Madame la ministre, je vous ai écoutée avec beaucoup d’attention. Sachez qu’il n’y a pas, d’un côté, des dogmatiques, et, de l’autre, des pragmatiques.
Mon collègue Pascal Savoldelli et moi-même, nous avons entamé un tour de France des livreurs à vélo. Nous étions ainsi à Nantes la semaine dernière. Vous avez raison, ils bousculent nos certitudes. Certes, ils nous disent qu’ils sont séduits, par exemple, par l’indépendance, comme vous le dites, mais très vite, ils ajoutent : « On se rend compte que, en vérité, on n’est pas véritablement indépendants. »

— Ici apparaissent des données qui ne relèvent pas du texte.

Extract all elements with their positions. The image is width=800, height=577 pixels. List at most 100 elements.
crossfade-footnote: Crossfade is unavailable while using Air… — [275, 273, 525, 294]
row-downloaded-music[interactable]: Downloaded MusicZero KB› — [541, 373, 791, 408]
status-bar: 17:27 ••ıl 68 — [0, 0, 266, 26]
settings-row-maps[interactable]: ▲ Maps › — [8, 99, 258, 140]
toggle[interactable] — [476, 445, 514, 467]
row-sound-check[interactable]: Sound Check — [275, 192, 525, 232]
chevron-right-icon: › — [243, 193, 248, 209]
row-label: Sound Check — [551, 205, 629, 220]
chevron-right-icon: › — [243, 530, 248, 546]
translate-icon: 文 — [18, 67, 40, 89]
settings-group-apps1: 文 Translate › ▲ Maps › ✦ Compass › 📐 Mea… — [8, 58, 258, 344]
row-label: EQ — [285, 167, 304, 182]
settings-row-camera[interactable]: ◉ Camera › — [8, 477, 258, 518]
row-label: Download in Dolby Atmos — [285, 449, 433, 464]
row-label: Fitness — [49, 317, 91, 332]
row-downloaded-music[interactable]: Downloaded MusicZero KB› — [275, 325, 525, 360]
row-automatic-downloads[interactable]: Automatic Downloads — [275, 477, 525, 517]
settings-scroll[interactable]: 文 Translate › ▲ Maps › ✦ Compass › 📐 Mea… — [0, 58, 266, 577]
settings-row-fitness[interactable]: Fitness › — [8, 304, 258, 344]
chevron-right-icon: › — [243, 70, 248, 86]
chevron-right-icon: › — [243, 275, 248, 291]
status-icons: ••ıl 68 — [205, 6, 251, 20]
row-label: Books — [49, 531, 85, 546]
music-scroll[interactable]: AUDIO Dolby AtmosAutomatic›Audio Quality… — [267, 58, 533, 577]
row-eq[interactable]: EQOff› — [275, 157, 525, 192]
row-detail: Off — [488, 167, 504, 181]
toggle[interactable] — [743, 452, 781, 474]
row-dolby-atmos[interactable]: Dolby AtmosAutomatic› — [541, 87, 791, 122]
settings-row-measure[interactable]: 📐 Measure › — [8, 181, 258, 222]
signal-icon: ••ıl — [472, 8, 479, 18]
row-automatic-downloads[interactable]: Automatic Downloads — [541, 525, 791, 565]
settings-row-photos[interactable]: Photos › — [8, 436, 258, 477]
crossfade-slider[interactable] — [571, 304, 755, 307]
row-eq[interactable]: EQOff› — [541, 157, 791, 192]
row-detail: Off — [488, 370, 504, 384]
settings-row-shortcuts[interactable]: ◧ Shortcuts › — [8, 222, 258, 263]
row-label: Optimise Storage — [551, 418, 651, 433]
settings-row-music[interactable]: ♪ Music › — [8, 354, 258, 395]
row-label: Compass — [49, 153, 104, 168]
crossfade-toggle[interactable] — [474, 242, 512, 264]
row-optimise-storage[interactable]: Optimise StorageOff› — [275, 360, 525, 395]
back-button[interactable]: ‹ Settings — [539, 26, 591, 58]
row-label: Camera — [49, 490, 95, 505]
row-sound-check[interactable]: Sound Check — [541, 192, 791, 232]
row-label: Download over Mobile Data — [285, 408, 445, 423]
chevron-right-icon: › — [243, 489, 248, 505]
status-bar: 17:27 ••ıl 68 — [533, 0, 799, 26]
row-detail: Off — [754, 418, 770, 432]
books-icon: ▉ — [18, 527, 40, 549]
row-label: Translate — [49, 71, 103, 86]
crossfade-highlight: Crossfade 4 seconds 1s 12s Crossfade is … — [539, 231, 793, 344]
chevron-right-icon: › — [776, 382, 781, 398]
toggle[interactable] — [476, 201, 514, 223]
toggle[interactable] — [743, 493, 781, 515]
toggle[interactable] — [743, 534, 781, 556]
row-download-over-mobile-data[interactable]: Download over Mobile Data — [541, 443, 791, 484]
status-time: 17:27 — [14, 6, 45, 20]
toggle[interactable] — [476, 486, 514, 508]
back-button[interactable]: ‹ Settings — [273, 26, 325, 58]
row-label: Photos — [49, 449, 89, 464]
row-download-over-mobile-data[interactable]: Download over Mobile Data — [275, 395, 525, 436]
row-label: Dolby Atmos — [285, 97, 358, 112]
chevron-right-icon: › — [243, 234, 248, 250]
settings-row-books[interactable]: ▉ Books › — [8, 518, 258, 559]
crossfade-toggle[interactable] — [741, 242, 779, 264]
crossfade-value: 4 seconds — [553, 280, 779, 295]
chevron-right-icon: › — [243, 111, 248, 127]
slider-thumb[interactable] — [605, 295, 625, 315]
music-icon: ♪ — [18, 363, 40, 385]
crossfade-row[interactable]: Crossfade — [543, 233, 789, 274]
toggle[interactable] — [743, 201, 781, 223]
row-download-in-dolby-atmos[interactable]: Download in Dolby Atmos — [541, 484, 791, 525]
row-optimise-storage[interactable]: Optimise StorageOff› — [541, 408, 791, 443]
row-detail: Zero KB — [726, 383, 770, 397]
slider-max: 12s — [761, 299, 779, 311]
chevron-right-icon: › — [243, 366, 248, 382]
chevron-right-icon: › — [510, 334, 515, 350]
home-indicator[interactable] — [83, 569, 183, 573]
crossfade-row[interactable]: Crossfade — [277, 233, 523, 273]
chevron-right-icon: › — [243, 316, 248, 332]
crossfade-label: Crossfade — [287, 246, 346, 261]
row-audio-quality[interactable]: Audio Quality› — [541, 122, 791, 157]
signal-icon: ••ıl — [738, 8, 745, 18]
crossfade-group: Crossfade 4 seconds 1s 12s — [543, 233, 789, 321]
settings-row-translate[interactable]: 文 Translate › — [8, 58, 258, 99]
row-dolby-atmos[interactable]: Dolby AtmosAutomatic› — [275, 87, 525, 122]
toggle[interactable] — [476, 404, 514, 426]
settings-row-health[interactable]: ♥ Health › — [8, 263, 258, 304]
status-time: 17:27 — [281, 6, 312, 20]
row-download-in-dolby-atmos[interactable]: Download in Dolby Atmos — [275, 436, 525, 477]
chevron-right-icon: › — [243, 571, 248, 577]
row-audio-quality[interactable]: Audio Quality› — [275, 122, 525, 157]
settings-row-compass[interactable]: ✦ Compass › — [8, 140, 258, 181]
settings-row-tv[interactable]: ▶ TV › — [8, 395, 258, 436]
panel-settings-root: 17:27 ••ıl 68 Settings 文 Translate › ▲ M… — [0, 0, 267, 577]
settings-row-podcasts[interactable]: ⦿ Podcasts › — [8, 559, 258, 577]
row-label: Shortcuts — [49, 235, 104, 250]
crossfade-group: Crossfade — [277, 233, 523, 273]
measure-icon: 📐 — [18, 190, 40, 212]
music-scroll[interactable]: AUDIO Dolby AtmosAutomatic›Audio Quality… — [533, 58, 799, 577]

En effet, pour atteindre un salaire correct, de 1 800 ou 2 000 euros, il faut travailler 70 heures par semaine, c’est-à-dire sept jours sur sept, soit dix heures de run, comme ils disent, par jour. Vous le voyez, ils se rendent compte qu’être indépendant, c’est bien plus complexe que ce que leur ont vendu les plateformes numériques…
À cela s’ajoute le fait qu’ils n’ont pas de protection sociale. S’ils ont un accident, ils doivent y faire face tout seuls. Ils réclament donc une protection sociale. C’est la raison pour laquelle un certain nombre d’entre eux, et ils sont bien plus nombreux que vous ne le dites, revendiquent un statut de salarié.
Par ailleurs, comme l’a dit M. Jacquin, ces plateformes, on le voit, détournent le statut d’autoentrepreneur et favorisent le travail déguisé, notamment pour les mineurs et les sans-papiers. C’est une nouvelle forme d’esclavage moderne ! Certains autoentrepreneurs sous-louent en effet leur compte à des travailleurs sans-papiers ou à des mineurs, à qui ils prélèvent ensuite 40 % ou 50 % des gains. Finalement, il ne reste pas grand-chose à ces derniers !
Mes chers collègues, je vous invite à mener une réflexion bien plus large sur cette question. Lors de notre tour de France des vélos, nous rencontrons aussi des commerçants. Eux aussi nous disent avoir un véritable problème : ils sont obligés de passer par ces plateformes, qui représentent 40 %, 50 %, parfois 60 % ou 70 % de leur chiffre d’affaires. En réalité, ils sont dépossédés de leur propre restaurant.
Lorsqu’ils sollicitent un prêt auprès d’une banque, on leur rétorque que leur chiffre d’affaires est non pas de 100, mais de 30, car 70 vont à Uber, Deliveroo ou d’autres. Ils sont fortement dépendants de ces plateformes et peuvent perdre une part importante de leur chiffre d’affaires s’ils rencontrent un problème, car ils peuvent être déconnectés.